I have spent some time with the new and hopefully “improved” Samsung Galaxy Fold but while that’s not enough to give you a full judgement, here’s what I can say with full conviction -
The Samsung Galaxy Fold is the future of all smartphones. Or at least, this is what all smartphones should aspire to be in the days to come. I have absolutely no doubts about that.
The Galaxy Fold isn’t there yet, and I will not recommend all of you to invest Rs 1.65 lakh on it, but if you do, chances are you won’t even care about the whole back story. You’ll be in it for the experience.
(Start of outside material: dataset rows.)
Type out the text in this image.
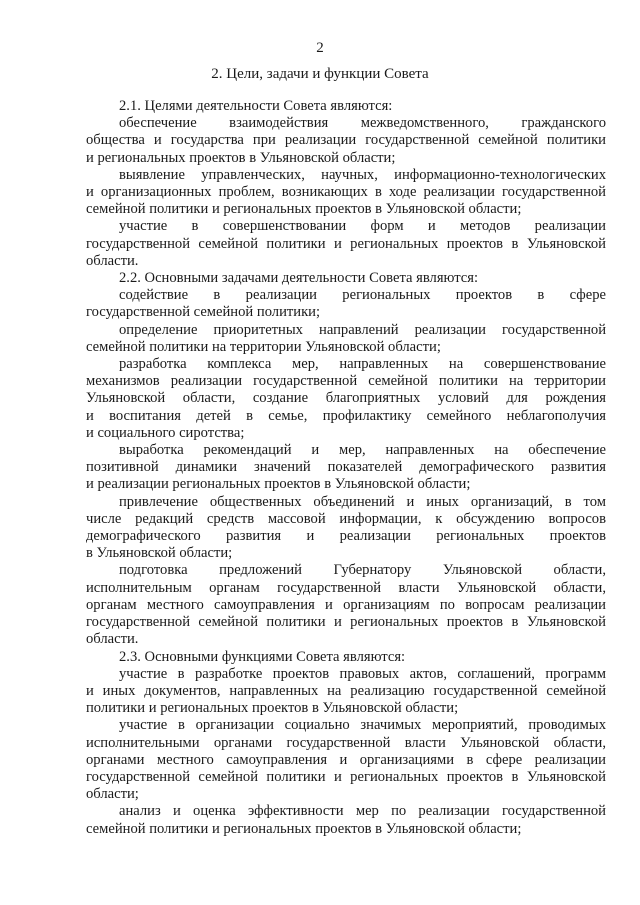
2
2. Цели, задачи и функции Совета
2.1. Целями деятельности Совета являются:
обеспечение взаимодействия межведомственного, гражданского
общества и государства при реализации государственной семейной политики
и региональных проектов в Ульяновской области;
выявление управленческих, научных, информационно-технологических
и организационных проблем, возникающих в ходе реализации государственной
семейной политики и региональных проектов в Ульяновской области;
участие в совершенствовании форм и методов реализации
государственной семейной политики и региональных проектов в Ульяновской
области.
2.2. Основными задачами деятельности Совета являются:
содействие в реализации региональных проектов в сфере
государственной семейной политики;
определение приоритетных направлений реализации государственной
семейной политики на территории Ульяновской области;
разработка комплекса мер, направленных на совершенствование
механизмов реализации государственной семейной политики на территории
Ульяновской области, создание благоприятных условий для рождения
и воспитания детей в семье, профилактику семейного неблагополучия
и социального сиротства;
выработка рекомендаций и мер, направленных на обеспечение
позитивной динамики значений показателей демографического развития
и реализации региональных проектов в Ульяновской области;
привлечение общественных объединений и иных организаций, в том
числе редакций средств массовой информации, к обсуждению вопросов
демографического развития и реализации региональных проектов
в Ульяновской области;
подготовка предложений Губернатору Ульяновской области,
исполнительным органам государственной власти Ульяновской области,
органам местного самоуправления и организациям по вопросам реализации
государственной семейной политики и региональных проектов в Ульяновской
области.
2.3. Основными функциями Совета являются:
участие в разработке проектов правовых актов, соглашений, программ
и иных документов, направленных на реализацию государственной семейной
политики и региональных проектов в Ульяновской области;
участие в организации социально значимых мероприятий, проводимых
исполнительными органами государственной власти Ульяновской области,
органами местного самоуправления и организациями в сфере реализации
государственной семейной политики и региональных проектов в Ульяновской
области;
анализ и оценка эффективности мер по реализации государственной
семейной политики и региональных проектов в Ульяновской области;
That experience, for the lack of a better word, will be magical.
Somehow, there’s something very satisfying about unfolding the Galaxy Fold – and then folding it back as it snaps together. It's a very confident snap too. Very solid. Not everybody will be able to put it in their pocket, but if you do have deep pockets – you should, you just bought the Galaxy Fold after all (pun intended) - sliding the Galaxy Fold all the way in, then taking it out – the feeling, that’s priceless.
The Galaxy Fold exudes luxury from the get-go – no wonder, Samsung will be offering deliveries through a concierge.
As for usability, well let’s just say, I have mixed feelings – but mostly they are positive. The inner screen is obviously plastic – no one's been able to bend glass that way yet – and there’s a distinct crease at the center where the thing folds. You may be able to not see it while watching content but it’s definitely there all the time – and you will definitely see it when the screen is off. That’s what you’ll have to get used to, the way you get used to display cutouts.
Speaking of which, there’s a thick notch at the top left, that you can’t also ignore. Especially while watching content.
Coming to the outer screen, it’s sharper, but it’s largely unusable because of the size and aspect ratio. At best, you can use it to view the time, and check on quick notifications – that's about it.
Samsung’s app continuity feature works as advertised. This means if you have an application open on the outer screen, it will be right there on the inner screen when you unfold it, and it will be there fully resized for that form factor. Running three apps together on that inner screen also works like a charm – those looking for more, can of course, use Samsung’s floating multi-windows.
Flagship-grade hardware ensures everything works seamlessly and without any visible lag – at least, that was the case during my brief usage.
But should it all hold up together beyond that first magical stint, is something that only time will tell. The same is true about the durability of the Galaxy Fold. I can’t vouch for it, no one can. And that’s what makes it a tougher sell.
Still, if that insanely new form factor entices you, you can buy the Samsung Galaxy Fold in India, or rather pre-order it, starting October 4 online on Samsung’s official online store, Samsung Shop, and offline in 35 cities across select 315 outlets, including the Samsung Opera House in Bengaluru. Shipping will commence from October 20.